Adapting PEGASUS for Long-Input Summarization
Based on insights from the paper, PEGASUS-X is presented as an extension of the existing PEGASUS model, designed to summarize documents with up to 16K input tokens. This model adds few additional parameters and doesn't require complex model parallelism for training. PEGASUS-X includes a block-local Transformer with global tokens, additional pretraining on long sequences, and is tested on inputs longer than typical maximum input lengths.
Performance and Contributions
PEGASUS-X achieves strong results on long-input summarization tasks, matching or outperforming larger models while remaining more parameter-efficient. It also maintains comparable performance on shorter input summarization.

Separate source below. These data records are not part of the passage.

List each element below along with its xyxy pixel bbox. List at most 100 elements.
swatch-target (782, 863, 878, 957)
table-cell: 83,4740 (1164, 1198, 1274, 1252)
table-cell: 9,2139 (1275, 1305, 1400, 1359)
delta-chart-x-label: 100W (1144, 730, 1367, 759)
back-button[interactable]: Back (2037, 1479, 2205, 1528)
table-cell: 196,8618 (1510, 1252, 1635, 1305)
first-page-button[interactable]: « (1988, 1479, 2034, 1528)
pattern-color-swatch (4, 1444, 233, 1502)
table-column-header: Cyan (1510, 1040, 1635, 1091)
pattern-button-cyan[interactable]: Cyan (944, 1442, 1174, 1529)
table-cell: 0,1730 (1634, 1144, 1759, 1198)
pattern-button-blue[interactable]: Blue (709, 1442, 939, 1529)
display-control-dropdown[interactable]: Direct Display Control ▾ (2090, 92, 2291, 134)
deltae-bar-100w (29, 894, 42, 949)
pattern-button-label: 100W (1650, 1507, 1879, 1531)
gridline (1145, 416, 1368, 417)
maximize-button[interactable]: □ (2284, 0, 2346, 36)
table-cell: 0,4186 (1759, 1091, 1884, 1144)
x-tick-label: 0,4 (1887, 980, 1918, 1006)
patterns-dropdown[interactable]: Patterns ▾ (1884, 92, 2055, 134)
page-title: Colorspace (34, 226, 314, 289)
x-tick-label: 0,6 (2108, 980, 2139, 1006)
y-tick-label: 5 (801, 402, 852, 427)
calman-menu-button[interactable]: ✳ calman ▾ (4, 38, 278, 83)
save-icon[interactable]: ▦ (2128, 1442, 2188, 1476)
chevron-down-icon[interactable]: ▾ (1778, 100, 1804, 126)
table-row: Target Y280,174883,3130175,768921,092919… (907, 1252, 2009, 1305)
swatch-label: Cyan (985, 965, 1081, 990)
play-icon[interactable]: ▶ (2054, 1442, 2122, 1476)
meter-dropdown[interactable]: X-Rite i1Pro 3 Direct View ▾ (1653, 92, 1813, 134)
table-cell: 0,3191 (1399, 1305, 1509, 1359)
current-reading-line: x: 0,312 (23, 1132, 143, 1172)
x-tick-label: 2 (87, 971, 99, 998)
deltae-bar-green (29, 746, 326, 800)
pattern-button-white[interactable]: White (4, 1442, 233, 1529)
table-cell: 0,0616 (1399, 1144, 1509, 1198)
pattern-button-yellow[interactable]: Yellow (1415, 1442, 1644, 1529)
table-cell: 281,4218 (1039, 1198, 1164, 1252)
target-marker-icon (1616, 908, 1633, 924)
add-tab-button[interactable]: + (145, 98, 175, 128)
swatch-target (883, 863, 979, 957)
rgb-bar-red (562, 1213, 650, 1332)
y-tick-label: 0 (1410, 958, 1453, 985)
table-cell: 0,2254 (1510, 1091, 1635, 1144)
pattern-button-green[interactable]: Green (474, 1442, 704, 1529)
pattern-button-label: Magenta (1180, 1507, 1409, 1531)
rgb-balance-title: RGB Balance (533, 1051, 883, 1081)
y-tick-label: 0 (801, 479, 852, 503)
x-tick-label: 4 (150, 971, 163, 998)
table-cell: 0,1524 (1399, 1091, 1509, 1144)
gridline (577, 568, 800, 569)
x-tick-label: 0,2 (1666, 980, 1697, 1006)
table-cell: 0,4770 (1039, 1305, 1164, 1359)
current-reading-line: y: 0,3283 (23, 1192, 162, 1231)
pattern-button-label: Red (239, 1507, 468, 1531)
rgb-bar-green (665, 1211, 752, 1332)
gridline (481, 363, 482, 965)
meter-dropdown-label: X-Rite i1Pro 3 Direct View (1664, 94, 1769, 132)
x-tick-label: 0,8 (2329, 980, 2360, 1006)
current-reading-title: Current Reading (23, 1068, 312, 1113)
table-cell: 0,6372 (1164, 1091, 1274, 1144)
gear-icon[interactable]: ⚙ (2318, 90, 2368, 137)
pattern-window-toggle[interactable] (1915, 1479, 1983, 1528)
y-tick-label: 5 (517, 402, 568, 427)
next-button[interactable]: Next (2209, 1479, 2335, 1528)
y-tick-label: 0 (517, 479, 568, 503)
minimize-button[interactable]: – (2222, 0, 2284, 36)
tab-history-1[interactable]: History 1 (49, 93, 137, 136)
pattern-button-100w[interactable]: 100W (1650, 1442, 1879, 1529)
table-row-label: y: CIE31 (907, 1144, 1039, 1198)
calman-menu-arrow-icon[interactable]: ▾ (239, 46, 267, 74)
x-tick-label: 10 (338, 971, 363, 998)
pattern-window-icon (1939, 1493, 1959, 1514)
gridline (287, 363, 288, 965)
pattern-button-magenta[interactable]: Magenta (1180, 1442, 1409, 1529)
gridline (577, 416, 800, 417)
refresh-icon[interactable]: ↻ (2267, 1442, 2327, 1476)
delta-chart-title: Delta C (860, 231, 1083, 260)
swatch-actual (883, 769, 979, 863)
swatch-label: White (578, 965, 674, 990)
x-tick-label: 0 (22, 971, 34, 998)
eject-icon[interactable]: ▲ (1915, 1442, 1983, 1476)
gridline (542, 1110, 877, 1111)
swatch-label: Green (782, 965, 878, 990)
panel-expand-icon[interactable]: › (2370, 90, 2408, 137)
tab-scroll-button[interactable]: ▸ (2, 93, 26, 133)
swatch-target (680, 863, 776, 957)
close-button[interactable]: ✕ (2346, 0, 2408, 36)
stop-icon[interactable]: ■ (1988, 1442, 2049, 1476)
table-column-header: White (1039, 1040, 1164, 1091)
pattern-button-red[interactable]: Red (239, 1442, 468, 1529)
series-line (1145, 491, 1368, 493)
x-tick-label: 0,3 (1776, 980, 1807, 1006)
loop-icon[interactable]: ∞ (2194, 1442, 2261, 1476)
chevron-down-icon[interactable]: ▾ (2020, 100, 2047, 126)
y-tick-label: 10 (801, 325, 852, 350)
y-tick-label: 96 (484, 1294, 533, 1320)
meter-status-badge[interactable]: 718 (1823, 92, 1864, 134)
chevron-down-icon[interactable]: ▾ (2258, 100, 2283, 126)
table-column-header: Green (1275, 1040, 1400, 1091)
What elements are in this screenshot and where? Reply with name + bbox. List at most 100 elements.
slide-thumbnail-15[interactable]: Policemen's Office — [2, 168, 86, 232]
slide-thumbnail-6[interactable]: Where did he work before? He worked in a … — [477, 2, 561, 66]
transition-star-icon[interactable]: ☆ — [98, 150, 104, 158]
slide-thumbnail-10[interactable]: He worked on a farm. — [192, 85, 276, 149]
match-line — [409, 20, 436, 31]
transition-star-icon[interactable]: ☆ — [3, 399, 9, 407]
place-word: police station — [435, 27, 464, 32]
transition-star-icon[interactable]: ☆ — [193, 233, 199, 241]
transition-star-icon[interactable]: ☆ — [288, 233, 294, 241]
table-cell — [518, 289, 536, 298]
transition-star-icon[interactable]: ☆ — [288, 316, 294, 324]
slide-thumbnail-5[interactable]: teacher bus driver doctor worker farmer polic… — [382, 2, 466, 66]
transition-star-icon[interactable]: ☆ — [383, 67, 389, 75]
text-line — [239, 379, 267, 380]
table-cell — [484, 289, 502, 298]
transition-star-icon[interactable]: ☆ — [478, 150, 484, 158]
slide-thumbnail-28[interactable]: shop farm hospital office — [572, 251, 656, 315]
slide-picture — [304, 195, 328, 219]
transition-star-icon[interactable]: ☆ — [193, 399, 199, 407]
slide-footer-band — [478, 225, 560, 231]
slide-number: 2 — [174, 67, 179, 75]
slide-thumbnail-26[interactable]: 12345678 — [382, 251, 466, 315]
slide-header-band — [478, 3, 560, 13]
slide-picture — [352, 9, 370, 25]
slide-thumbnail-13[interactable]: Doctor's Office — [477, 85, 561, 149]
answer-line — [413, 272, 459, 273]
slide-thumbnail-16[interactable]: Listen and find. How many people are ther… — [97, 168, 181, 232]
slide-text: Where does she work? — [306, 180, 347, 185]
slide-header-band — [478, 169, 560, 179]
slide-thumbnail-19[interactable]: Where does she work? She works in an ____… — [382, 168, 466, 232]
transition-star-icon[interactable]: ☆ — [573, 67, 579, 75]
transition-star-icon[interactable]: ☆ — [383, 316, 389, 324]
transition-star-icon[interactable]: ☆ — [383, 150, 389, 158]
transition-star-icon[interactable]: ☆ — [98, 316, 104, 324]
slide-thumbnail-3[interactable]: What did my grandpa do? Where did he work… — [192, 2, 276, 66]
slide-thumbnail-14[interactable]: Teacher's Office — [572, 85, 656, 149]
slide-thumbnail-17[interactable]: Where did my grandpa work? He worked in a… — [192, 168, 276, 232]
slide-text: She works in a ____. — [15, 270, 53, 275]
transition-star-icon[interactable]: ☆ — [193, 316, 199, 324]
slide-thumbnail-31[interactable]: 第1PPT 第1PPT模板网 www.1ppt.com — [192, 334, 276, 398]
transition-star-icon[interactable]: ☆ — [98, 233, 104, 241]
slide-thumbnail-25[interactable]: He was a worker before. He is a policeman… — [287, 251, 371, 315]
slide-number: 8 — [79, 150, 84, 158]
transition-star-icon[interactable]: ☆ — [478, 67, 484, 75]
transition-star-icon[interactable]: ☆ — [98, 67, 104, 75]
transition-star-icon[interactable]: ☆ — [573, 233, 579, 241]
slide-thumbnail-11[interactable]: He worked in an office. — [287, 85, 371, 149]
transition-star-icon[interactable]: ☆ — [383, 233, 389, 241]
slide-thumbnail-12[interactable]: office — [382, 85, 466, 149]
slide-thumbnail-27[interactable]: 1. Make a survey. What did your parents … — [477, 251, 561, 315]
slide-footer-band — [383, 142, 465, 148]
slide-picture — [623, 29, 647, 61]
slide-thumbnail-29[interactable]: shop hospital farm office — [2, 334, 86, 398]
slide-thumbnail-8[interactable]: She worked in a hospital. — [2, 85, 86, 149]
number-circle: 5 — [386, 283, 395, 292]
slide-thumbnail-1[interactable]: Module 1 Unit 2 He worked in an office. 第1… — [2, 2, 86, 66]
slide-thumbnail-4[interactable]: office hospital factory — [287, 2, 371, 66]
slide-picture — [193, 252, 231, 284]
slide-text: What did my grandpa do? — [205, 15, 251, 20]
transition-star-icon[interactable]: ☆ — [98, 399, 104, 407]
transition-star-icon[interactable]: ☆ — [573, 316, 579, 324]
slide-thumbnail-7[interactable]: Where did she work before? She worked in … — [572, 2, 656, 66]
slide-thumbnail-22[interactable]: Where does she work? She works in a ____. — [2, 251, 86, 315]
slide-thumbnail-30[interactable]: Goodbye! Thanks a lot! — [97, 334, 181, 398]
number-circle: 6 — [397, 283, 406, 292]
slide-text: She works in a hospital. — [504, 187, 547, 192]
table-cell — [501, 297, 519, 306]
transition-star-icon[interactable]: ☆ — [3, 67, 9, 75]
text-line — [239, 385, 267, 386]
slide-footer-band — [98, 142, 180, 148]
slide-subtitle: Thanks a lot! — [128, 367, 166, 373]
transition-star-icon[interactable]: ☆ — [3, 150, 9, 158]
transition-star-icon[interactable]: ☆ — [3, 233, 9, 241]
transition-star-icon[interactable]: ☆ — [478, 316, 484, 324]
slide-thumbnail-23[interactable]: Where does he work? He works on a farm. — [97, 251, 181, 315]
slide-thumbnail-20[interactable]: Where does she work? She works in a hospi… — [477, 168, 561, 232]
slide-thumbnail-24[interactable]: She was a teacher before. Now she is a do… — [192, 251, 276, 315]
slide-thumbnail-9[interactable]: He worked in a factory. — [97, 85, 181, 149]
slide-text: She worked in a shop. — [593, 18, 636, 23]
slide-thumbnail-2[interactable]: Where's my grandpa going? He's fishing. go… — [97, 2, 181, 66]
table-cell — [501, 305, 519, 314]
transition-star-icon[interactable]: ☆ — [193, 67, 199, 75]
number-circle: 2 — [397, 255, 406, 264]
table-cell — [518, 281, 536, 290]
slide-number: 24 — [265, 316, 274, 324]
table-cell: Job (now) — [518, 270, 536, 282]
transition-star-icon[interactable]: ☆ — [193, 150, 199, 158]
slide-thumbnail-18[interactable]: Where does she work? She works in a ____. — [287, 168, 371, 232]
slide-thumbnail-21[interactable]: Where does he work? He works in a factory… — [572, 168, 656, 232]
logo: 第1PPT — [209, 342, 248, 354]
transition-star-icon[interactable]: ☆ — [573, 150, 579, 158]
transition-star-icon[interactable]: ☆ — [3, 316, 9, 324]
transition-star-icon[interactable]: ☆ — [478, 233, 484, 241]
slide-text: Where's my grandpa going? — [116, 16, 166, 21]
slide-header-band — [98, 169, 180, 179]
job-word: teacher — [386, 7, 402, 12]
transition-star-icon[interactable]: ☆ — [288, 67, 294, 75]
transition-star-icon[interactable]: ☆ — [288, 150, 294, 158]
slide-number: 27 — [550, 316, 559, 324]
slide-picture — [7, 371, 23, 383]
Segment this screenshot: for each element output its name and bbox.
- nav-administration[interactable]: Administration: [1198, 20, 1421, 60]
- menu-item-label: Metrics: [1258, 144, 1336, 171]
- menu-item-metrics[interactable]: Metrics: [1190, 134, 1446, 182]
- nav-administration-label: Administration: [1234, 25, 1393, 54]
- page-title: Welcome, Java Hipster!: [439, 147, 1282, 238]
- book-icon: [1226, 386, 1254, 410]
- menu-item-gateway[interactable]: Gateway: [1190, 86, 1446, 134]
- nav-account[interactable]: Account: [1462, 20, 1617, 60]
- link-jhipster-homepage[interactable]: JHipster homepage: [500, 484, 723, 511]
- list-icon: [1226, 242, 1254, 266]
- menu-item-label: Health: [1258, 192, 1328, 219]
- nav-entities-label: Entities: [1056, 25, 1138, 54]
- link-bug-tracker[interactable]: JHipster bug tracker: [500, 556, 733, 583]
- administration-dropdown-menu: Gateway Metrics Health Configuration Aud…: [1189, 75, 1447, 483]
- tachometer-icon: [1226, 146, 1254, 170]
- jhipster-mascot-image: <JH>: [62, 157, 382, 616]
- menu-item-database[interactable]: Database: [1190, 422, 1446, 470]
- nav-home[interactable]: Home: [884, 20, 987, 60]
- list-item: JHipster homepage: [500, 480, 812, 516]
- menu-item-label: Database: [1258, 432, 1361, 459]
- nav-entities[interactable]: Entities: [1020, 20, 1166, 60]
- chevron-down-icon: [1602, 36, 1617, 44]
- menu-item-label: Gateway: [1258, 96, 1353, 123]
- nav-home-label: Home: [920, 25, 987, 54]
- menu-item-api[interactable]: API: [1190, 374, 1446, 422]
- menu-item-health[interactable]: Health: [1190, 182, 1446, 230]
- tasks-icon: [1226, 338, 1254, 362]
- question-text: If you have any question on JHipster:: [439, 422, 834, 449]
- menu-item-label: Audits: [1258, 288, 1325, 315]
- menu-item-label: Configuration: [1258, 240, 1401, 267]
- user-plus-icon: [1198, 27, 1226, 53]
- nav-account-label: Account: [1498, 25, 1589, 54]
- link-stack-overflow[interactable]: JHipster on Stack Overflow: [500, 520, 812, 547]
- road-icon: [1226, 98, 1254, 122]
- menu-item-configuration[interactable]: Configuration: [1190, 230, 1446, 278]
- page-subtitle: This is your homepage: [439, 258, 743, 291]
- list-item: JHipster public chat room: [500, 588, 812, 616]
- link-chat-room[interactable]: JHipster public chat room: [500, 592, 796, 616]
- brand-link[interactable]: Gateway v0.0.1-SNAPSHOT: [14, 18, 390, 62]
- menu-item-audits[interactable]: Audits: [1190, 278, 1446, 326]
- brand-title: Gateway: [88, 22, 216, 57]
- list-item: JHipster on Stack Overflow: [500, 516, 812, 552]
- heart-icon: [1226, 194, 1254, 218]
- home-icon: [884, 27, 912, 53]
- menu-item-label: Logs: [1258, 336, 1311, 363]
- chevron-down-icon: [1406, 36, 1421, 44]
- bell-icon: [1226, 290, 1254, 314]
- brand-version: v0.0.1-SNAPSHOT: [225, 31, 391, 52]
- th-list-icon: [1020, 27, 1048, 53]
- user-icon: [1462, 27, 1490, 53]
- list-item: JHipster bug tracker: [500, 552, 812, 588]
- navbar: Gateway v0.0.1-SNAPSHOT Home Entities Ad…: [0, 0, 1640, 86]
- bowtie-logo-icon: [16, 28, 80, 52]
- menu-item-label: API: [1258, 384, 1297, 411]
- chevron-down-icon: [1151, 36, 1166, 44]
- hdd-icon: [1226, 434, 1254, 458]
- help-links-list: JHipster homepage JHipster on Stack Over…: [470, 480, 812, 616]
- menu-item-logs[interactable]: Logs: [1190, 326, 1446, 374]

Summarizing the contributions:
- A systematic exploration of efficient Transformer architectures is conducted, yielding insights into architectural modifications and their effects on long-input summarization.
- A recipe for adapting pretrained Transformer encoders to longer inputs is proposed, improving long-document summarization with minimal impact on performance for shorter documents.
- PEGASUS-X is introduced, and the model weights are made available to the community for further research and application.
Conclusion
The paper concludes that properly adjusting Transformer architectures and pretraining strategies can significantly boost performance on long-input tasks without resorting to overly complex or compute-intensive solutions. PEGASUS-X exemplifies how these adaptations can be applied to existing models to extend their capabilities to cope with longer sequences effectively.